The first large-scale lithium extraction factory in the Tsaidam basin is due to begin operation soon according to Metal Bulletin, and even Drangyer Tsaka is now scheduled to produce thousands of tonnes of lithium annually. It may not be long before your latest handheld passport to mobile connectivity is powered by Tibetan lithium.

In April 2011, Tibet Mineral Development Corporation raised 1.21 billion yuan (US$187.22 million) through a non-public offering of shares to eight investors to recapitalise its subsidiaries. One of those subsidiaries, Tibet Zabuye Lithium Technologies Company, will receive US$15.5 million to intensify lithium extraction in Drangyer Tsaka, Interfax’s China Mining & Metals Weekly reported in July 2011. How will such industrialisation work at Drangyer Tsaka, in the alpine desert of upper Tibet? Drangyer Tsaka is close to 2,000 kilometres from the nearest Chinese industrial city, and almost entirely lacking in roads, towns, power supply and communications. If the world is to watch for environmental impacts, it will have to be from afar.
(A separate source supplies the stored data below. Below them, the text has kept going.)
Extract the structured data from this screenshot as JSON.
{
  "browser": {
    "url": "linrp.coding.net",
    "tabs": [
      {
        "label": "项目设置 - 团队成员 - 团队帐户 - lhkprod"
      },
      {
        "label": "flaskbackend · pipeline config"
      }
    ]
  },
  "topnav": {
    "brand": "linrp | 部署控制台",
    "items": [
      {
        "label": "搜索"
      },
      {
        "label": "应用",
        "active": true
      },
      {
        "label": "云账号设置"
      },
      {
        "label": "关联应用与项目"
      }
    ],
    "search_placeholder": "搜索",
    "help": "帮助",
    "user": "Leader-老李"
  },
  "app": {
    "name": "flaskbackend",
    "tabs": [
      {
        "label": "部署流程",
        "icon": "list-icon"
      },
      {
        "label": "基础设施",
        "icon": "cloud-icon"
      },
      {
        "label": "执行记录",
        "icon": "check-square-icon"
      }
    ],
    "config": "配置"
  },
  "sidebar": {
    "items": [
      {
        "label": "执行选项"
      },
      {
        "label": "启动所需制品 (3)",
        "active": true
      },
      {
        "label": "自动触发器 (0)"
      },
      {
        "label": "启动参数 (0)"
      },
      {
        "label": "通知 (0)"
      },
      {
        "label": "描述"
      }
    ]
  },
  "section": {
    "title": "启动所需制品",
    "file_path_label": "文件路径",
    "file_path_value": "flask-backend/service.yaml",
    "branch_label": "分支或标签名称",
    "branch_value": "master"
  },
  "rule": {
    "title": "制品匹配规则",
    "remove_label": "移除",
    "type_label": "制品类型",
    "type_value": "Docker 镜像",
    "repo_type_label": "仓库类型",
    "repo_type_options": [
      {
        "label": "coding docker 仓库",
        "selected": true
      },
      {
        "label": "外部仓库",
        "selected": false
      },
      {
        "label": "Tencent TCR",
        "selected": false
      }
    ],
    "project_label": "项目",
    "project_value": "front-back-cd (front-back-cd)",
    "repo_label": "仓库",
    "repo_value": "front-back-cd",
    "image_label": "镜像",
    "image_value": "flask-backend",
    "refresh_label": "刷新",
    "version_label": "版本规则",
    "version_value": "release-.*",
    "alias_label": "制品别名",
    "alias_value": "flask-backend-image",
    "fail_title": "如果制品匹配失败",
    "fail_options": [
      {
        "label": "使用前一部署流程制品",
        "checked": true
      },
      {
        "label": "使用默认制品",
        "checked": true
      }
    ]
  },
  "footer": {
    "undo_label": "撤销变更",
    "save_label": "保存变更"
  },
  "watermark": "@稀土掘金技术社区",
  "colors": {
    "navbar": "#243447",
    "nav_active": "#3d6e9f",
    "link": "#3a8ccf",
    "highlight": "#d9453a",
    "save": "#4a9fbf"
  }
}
The far north, far west and now far east of the Tibetan Plateau are all designated lithium-extraction zones, far from the gaze of regulatory authorities. Lives have been lost in protests against mining. Can we assume that the “green” technology of the future will be powered by ethnically obtained lithium?

Gabriel Lafitte is an environmental policy consultant who has worked with Tibetans for over 30 years.